This is an era in which many devices are watching us. We carry about wireless phones that tell our service providers exactly where we are. Surveillance cameras blink down from corners and storefronts. Advertisers follow us effortlessly around the Internet. Still, plans in Contra Costa County, Calif., to tag preschoolers with radio frequency identification chips to keep track of their whereabouts at school seem to go too far.
The concern that school officials would use the ID chips to keep tabs on children’s behavior — and tag them perhaps as hyperactive or excessively passive — seems overwrought. County officials point out that the tags will save money and allow teachers to devote less time to attendance paperwork and more time to their students. And the chips, which will be randomly assigned to different children every day, according to a county representative, will not carry personal information that could be intercepted by others.
We just worry that we are all becoming a little too blasé about our scrutinized lives. Americans’ enthusiasm for technological solutions typically has been balanced by a mistrust of technology taking over our lives.
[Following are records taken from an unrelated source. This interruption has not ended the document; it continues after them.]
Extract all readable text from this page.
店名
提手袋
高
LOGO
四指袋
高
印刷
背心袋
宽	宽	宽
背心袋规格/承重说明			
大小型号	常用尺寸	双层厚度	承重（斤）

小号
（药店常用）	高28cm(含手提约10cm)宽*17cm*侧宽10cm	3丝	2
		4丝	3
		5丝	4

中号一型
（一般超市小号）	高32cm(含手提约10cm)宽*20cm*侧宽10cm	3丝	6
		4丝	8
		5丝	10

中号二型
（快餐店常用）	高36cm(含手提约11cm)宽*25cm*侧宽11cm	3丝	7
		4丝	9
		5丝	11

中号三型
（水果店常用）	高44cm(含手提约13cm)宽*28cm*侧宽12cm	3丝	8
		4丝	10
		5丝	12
The demons of “I, Robot” and “2001: A Space Odyssey” always lurked somewhere beneath the surface of our dreams of high-tech futures.
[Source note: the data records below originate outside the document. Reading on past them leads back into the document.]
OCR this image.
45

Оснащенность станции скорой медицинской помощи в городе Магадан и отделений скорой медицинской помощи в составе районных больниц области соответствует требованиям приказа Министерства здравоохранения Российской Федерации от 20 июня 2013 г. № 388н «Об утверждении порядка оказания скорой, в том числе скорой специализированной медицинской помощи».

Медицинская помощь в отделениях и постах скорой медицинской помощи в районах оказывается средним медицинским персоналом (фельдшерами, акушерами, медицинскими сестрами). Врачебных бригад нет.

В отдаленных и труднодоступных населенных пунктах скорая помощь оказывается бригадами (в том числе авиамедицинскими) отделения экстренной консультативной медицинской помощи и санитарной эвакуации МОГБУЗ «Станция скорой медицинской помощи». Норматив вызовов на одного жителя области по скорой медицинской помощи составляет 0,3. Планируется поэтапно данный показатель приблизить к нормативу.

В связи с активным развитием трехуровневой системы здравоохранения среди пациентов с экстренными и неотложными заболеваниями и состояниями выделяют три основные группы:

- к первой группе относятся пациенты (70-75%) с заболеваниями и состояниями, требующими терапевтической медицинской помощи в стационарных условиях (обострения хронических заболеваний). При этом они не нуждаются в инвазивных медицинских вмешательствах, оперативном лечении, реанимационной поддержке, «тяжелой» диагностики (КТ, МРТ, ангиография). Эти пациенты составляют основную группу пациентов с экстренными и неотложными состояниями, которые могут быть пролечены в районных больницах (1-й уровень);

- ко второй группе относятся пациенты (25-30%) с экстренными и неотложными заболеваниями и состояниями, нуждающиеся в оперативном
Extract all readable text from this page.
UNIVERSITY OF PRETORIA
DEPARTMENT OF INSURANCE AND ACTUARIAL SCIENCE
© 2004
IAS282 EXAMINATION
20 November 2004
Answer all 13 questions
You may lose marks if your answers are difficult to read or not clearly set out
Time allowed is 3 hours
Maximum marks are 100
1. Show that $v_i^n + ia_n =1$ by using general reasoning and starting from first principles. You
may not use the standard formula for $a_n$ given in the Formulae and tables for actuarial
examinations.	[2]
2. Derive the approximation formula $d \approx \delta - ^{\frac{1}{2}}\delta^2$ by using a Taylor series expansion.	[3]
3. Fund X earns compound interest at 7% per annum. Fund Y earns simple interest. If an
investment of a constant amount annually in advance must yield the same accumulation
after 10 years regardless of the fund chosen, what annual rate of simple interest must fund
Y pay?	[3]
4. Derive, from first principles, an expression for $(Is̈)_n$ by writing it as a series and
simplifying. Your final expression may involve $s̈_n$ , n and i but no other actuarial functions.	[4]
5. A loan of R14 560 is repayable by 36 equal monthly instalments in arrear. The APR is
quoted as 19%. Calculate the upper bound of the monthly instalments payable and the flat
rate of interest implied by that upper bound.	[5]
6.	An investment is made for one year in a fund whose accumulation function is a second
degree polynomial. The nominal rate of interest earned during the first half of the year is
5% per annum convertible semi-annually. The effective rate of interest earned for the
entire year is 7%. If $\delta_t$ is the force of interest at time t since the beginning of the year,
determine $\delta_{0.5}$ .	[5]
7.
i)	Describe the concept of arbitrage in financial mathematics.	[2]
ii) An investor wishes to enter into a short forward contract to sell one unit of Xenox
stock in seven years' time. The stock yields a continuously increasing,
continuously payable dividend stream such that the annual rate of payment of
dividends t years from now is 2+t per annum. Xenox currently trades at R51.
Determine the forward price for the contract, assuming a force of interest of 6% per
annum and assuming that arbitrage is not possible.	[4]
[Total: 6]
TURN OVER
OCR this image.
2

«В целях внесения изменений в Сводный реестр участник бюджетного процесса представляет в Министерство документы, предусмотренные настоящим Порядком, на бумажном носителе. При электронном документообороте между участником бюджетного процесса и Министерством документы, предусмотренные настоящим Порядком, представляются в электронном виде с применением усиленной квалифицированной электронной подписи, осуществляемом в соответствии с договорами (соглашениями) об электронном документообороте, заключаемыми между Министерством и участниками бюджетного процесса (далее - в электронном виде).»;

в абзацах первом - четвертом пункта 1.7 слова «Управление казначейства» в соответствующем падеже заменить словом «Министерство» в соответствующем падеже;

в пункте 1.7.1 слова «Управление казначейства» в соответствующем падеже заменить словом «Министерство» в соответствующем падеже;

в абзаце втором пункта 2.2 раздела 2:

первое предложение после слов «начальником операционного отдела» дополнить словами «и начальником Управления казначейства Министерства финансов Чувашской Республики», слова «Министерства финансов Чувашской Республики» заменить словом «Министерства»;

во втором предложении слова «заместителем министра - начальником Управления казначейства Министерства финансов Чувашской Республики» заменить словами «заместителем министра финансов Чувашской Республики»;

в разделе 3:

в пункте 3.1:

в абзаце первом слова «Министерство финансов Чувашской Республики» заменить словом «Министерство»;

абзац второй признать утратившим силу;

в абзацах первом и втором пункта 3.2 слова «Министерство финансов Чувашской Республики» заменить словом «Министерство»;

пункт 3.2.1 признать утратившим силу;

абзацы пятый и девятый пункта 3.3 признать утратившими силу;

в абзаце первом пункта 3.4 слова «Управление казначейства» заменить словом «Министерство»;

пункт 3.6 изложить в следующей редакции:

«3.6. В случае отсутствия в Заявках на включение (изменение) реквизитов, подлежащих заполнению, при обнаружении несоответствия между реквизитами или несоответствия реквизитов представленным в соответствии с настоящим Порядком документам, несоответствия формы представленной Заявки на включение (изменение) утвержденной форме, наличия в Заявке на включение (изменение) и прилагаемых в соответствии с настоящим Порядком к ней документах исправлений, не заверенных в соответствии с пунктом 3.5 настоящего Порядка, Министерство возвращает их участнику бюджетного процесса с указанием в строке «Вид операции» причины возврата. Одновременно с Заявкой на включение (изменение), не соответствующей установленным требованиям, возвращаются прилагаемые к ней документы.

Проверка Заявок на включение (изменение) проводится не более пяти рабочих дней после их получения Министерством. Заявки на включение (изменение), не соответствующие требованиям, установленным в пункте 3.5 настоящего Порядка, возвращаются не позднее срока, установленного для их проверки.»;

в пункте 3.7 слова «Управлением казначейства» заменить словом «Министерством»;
Part of the reason we now accept the continual observation of our lives is that we are at best only vaguely aware it is happening. Surveys have found that most Americans believe, incorrectly, that many common techniques used by corporations to keep track of their online activity are illegal. Though it may seem innocuous to attach a chip to our preschoolers’ clothes, do we really want to raise a generation of kids that are accustomed to being tracked, like cattle or warehouse inventory?